During the long and painful progress towards emancipation which followed, Diaspora Jews increasingly embraced a secularised version of this promise; their own struggle for acceptance and equality became a moral responsibility to support the struggle of other oppressed and disadvantaged groups in society. They became not only the agents and motor of modernisation, but the natural allies of all who supported democracy and social justice. Centuries later, in the darkest years of the Nazi madness, Martin Buber was to echo this doctrine in his concept of "Hebrew Humanism":
According to the ideas
current among Zionists today, all that is needed is to establish the conditions
for a normal national life, and everything will come of itself. This is
a fatal error. We do, of course, need the conditions of normal national
life, but these are not enough - not enough for us, at any rate. We cannot
enthrone "normalcy" in place of the eternal premise of our survival. If
we want to be nothing but normal, we shall soon cease to be at all.
Let us not forget we
are as yet only striving to join the ranks of nations with a land and a
law
of their own. Tomorrow many little nations will be weighed and found wanting.
But this will surely not be the fate of a people that brings great tidings
to struggling mankind, and conveys them not only through the word, but
through its own life, which realizes that word and represents such realization.
We shall not, of course, be able to boast of possessing the Book if we
betray its demand for righteousness.
Buber's warning has perhaps a special relevance to us all at this time, Jews and non-Jews alike.
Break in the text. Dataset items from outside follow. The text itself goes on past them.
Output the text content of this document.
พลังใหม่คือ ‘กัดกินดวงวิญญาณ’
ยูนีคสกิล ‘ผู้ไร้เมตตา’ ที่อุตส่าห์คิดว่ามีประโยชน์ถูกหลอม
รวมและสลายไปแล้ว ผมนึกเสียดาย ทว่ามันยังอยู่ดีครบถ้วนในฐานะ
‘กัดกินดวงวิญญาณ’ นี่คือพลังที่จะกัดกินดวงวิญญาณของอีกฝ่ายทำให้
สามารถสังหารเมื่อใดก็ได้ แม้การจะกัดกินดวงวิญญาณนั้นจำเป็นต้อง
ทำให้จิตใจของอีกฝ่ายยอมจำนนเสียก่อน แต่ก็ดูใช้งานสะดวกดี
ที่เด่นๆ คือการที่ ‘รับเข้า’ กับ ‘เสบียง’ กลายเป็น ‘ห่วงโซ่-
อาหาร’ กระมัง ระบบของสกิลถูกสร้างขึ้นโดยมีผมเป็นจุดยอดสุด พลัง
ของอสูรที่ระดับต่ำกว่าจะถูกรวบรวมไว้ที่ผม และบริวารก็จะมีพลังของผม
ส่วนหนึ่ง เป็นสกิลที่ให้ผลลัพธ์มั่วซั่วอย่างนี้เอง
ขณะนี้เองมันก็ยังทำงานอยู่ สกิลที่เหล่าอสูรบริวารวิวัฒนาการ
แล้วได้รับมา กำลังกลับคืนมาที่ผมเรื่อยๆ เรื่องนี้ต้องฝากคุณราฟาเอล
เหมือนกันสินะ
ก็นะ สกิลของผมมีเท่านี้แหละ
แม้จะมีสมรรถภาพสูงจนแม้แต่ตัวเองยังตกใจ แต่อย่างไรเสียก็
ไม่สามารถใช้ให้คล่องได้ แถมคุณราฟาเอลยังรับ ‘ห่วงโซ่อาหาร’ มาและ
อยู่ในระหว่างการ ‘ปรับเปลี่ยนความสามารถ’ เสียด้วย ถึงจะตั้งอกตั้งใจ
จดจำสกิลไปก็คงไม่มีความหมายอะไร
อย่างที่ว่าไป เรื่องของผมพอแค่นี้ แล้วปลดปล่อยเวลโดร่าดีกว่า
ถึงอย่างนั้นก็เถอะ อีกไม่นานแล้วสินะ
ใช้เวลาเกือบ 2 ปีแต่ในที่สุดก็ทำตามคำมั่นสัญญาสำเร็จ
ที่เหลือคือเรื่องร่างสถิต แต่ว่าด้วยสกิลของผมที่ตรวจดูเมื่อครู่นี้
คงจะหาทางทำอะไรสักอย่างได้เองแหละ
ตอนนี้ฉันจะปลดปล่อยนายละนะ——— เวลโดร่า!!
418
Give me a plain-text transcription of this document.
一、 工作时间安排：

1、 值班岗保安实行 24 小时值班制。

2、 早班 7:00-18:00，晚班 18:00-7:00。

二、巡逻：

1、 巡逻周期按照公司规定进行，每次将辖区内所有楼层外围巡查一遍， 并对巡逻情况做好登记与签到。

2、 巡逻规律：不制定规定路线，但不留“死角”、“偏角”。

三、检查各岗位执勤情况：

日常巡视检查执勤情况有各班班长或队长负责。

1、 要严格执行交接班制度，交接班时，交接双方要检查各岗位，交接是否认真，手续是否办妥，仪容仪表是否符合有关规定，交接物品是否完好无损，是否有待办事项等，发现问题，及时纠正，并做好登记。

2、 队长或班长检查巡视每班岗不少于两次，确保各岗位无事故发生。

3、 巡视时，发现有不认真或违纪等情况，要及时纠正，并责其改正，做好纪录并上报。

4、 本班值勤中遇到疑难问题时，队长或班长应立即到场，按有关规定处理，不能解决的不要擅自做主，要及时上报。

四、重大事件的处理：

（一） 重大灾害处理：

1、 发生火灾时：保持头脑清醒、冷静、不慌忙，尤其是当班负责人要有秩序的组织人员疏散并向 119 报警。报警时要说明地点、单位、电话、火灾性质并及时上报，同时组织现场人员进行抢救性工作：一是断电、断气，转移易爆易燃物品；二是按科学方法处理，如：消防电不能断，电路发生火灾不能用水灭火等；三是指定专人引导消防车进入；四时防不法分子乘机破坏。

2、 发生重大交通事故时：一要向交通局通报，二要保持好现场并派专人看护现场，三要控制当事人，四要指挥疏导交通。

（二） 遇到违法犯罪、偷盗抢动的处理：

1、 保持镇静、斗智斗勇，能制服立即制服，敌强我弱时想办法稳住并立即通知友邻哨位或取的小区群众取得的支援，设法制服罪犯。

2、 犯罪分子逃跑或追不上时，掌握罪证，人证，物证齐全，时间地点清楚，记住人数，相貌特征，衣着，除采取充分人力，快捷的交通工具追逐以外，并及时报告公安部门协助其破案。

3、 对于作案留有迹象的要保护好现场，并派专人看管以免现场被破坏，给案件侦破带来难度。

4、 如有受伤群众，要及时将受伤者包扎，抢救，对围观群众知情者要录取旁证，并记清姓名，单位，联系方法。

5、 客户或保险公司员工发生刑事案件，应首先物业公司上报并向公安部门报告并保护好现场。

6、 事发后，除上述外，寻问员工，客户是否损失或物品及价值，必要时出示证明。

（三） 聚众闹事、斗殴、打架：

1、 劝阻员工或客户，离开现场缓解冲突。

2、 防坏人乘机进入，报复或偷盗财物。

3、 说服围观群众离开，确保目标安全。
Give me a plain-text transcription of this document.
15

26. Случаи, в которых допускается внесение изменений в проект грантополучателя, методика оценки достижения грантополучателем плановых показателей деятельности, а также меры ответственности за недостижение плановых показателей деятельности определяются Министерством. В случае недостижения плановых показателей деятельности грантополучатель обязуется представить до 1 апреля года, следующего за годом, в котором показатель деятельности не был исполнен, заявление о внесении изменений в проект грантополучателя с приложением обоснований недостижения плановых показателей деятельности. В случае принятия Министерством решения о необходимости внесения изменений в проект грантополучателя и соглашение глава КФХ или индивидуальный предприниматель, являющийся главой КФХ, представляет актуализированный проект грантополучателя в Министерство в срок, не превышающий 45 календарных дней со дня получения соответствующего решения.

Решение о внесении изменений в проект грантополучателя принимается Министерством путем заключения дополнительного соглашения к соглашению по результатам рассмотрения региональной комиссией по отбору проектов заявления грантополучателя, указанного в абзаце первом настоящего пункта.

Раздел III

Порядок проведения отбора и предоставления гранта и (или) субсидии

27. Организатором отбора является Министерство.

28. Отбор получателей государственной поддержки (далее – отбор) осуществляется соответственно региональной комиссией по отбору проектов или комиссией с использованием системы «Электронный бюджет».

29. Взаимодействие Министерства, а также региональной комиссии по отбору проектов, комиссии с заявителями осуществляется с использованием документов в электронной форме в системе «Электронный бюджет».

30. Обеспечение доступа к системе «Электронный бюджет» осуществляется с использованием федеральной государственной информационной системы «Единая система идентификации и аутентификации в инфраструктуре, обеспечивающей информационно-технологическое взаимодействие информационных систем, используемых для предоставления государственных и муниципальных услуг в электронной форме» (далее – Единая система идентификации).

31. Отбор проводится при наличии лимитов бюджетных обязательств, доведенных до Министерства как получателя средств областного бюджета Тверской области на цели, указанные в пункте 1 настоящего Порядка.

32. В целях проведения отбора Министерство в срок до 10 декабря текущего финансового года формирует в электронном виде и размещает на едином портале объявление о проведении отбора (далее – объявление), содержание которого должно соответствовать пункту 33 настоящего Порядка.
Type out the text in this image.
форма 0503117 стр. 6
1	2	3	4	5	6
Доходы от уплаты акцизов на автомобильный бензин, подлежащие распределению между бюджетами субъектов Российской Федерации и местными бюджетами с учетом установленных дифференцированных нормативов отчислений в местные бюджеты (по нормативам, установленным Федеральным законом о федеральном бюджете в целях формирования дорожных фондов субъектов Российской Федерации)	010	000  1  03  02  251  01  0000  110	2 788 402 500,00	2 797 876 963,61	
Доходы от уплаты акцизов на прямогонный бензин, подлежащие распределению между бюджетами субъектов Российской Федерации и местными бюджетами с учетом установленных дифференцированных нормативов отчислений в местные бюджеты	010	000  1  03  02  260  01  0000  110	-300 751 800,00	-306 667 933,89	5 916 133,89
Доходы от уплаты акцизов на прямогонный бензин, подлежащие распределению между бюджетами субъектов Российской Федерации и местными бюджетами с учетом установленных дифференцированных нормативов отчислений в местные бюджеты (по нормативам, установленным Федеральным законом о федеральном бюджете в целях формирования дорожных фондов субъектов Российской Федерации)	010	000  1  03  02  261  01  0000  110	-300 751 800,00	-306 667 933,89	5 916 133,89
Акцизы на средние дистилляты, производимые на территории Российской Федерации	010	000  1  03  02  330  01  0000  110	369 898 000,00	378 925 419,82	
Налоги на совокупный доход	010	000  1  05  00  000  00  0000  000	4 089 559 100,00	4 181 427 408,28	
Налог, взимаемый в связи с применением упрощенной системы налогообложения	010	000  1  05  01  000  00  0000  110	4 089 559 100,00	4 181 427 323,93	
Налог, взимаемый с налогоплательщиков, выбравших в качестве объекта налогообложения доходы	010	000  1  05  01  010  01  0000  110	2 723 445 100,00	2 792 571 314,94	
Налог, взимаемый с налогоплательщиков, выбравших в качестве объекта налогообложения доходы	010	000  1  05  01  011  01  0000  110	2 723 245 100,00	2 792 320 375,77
In Australia and elsewhere, values which we have cherished - the concept of a democratic, multicultural society and the indivisibility of human rights - are being challenged in the name of unreasoned prejudice and short-sighted economic strategies which will not gain us the respect of those they are designed to placate, and cannot serve our long term interests in the new global community. I should like to think that our new Centre, with its focus on cooperation - cooperation between Jews and non-Jews, between universities who are supposed to be competing for market share, but urgently need to further the shared discourse on which real scientific advance and quality depends, might play its part in erecting a bulwark against this rising tide. As Bernard Malamud has suggested, it may well be that all people of good will are now part of a universal twentieth century Diaspora, which shares and inherits the obligations Diaspora Jewry chose for itself and championed throughout the centuries. In the words of Leo Baeck, the revered teacher of German Jewry in its hour of greatest crisis:
In and through Judaism people have learnt to defend the value of their lives against all circumstances, the pressures of compulsion and the more subtle seductions of success, to prove their authenticity, as only sacrifice can do, through all the delusions of apparent triumph, and to demonstrate the indestructible core of humanity.
Ladies and gentlemen, I have much pleasure in asking His Excellency the Governor of New South Wales, the Honourable Gordon Samuels, to launch the Centre.